Os anarquistas não são tão ingênuos a ponto de acreditar que a velha sociedade ou as cidades desaparecerão da noite para o dia — somente as armas dos Estados-nação podem causar tamanha destruição. Não, os anarquistas reconhecem que uma série de estratégias terão que ser adotadas para garantir que as pessoas possam escolher se desejam permanecer nas cidades existentes ou se desejam criar novas formas de moradia. Hortas comunitárias, cooperativas de alimentos, paisagens comestíveis, aumento do transporte público, redução da jornada de trabalho e a descentralização dos locais de trabalho, do poder político e do capital, tudo isso funcionará para tornar a vida na cidade menos ecologicamente destrutiva e enriquecerá a vida da vasta maioria da nossa sociedade. Dada a descentralização do poder e do capital que seria inerente a uma sociedade anarquista, muitas pessoas podem descobrir que não têm mais razão para viver em uma cidade. É altamente provável que as pessoas tenham mais tempo de lazer em uma sociedade anarquista, pois a produção seria menos desperdiçada. Algumas pessoas trabalhariam menos e outras trabalhariam mais em uma sociedade anarquista, entretanto, a grande maioria das pessoas acharia o trabalho menos estressante e mais significativo, pois veriam e colheriam diretamente os frutos de seu trabalho.
Como mencionado anteriormente, não existe uma visão única de uma sociedade anarquista. Não pode haver tal coisa porque os anarquistas reconhecem que diferentes ecossistemas requerem sociedades diferentes e que diferentes pessoas reagirão de forma diferente quando libertadas da dominação e da hierarquia. No entanto, dada a sua preocupação com a igualdade e a liberdade, os anarquistas têm consistentemente focado numa maior complementaridade entre a humanidade e os seus ambientes, na descentralização da indústria, no controlo do local de trabalho pelos trabalhadores, na requalificação dos trabalhadores e na utilização de tecnologias e práticas ecologicamente mais sustentáveis.
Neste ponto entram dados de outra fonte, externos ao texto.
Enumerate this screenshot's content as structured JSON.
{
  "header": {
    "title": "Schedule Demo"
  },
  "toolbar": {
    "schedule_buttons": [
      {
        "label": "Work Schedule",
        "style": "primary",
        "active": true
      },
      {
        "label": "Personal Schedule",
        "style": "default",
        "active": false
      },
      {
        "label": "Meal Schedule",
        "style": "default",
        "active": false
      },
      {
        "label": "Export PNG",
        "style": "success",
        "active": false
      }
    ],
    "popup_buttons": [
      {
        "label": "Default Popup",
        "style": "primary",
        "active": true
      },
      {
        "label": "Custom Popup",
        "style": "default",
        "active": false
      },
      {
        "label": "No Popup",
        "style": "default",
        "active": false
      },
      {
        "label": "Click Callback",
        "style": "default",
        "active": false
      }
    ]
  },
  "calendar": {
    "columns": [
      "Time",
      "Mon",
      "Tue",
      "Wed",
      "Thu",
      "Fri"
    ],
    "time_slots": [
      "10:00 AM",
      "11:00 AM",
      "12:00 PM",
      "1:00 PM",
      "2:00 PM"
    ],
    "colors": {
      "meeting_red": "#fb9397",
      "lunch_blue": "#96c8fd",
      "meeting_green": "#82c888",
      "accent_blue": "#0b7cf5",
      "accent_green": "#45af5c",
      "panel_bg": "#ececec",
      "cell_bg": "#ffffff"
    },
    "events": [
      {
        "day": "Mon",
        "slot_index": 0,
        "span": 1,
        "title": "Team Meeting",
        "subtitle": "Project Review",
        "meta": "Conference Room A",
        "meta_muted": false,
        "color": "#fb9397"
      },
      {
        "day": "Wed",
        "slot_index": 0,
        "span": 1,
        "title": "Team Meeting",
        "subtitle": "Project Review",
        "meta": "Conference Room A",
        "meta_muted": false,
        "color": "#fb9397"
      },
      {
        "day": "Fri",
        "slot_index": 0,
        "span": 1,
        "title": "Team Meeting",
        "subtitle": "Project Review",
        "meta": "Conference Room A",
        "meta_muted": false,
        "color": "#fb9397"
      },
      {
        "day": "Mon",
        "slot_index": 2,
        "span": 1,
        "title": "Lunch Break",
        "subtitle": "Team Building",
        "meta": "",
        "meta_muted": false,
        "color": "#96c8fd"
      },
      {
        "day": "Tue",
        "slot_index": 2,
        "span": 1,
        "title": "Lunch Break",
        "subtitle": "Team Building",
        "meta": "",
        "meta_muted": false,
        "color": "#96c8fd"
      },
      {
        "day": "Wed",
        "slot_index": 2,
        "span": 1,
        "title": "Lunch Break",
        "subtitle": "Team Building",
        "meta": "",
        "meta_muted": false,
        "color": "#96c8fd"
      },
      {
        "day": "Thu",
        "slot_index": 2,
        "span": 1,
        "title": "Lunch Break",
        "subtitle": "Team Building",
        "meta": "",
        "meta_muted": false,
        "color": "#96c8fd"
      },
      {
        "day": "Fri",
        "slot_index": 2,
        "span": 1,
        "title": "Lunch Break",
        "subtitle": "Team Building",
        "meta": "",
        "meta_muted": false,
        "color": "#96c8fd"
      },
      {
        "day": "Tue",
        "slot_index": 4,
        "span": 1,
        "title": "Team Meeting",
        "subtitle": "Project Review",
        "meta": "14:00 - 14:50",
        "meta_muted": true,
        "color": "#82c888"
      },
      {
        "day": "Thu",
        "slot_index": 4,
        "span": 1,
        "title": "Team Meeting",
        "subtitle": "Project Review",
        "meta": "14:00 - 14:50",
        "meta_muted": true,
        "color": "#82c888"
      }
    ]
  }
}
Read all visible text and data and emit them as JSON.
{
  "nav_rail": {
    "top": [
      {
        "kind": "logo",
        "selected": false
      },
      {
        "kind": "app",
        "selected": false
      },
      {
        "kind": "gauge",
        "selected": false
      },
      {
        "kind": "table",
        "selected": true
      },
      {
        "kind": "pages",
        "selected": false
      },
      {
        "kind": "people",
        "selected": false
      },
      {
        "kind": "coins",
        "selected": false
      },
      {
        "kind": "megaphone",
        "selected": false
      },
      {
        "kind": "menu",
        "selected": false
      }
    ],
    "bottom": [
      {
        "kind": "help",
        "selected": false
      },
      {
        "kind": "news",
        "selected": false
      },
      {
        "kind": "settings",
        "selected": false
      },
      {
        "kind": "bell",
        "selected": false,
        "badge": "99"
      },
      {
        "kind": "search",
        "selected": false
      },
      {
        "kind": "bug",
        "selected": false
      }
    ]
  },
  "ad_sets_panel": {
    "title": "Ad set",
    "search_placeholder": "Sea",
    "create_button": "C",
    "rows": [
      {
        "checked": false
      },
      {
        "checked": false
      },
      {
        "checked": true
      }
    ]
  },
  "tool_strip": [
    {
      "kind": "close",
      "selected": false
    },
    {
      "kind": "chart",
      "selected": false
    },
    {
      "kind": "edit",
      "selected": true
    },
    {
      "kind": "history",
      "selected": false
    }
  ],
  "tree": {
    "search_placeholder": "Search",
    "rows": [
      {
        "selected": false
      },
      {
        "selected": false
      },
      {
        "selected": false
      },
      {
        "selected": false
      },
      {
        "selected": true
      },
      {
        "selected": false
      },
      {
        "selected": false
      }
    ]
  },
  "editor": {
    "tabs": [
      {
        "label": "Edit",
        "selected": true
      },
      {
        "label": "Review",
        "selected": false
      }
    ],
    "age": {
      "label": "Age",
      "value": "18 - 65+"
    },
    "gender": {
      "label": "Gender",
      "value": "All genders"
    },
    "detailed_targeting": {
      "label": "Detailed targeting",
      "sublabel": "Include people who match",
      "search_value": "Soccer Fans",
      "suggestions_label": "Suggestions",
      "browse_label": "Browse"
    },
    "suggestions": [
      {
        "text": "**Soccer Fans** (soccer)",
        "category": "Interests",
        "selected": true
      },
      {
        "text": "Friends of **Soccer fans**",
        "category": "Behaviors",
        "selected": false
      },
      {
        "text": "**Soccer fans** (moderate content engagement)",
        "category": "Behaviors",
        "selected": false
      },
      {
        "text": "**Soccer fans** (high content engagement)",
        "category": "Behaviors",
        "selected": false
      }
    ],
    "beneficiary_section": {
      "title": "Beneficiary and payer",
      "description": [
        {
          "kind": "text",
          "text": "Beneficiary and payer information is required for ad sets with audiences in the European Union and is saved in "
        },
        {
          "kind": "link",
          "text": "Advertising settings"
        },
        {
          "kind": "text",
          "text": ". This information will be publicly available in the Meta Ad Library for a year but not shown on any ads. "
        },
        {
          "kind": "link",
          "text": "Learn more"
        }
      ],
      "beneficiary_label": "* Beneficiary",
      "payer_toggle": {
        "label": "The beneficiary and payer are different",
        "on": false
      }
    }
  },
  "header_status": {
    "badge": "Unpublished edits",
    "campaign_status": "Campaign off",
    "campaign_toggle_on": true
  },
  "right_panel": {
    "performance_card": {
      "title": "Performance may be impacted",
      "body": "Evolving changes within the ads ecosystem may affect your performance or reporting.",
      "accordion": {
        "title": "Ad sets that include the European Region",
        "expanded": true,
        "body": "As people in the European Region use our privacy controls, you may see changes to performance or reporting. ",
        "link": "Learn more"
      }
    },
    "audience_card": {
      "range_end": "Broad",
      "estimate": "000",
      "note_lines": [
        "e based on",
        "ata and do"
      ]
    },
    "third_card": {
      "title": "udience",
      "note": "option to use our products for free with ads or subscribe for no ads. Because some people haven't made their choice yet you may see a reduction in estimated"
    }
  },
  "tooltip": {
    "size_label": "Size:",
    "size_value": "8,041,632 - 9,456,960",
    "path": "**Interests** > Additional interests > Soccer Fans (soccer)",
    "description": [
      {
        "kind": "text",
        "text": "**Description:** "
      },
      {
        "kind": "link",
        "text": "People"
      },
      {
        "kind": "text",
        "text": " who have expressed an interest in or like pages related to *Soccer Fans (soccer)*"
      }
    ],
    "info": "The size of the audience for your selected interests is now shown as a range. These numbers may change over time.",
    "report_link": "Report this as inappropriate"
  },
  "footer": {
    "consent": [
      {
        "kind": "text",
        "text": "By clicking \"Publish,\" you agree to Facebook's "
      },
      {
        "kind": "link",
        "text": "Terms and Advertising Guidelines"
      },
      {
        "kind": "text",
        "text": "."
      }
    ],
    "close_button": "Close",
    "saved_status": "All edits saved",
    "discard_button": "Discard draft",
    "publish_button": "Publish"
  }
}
A criação de assembleias no local de trabalho e nas comunidades locais significaria que a comercialização e a produção em larga escala se tornariam obsoletas, assim como o imperativo de produzir cada vez mais em busca do lucro. Tais assembleias seriam muito provavelmente federadas em organismos regionais ou quase nacionais, que assumiriam o papel de organizar coisas como a gestão das ferrovias e das comunicações.
Dado que não haveria uma classe extratora de lucro, não haveria necessidade de crescimento por si só. Em vez disso, a economia e a indústria funcionariam em benefício da sociedade e não em detrimento dos valores ambientais. A remoção da hierarquia eliminaria a base institucionalizada para a ganância. Em vez disso, a descentralização da tomada de decisões e a remoção da dominação da sociedade significariam que a tomada de decisões econômicas e sociais seria feita no ponto de impacto sobre uma comunidade — dentro da própria comunidade. Uma comunidade não seria forçada a aceitar a poluição por meio da intimidação estatal ou do suborno corporativo. A educação anarquista encorajaria a cooperação e o respeito, ao mesmo tempo em que buscaria desenvolver plenamente o potencial de cada pessoa. Assim, muitos dos problemas da nossa sociedade, que começam nas escolas, seriam abordados desde a mais tenra idade. Uma educação ruim torna mais difícil aceitar o valor da liberdade, da igualdade e da mutualidade. Os anarquistas querem o melhor para toda a sociedade, não apenas para uma pequena minoria, como é o caso atualmente. Na visão anarquista, não há uma vanguarda partidária que se torne uma nova aristocracia, nem há espaço para atividades corporativas desenfreadas que ameaçariam destruir completamente nossos ambientes.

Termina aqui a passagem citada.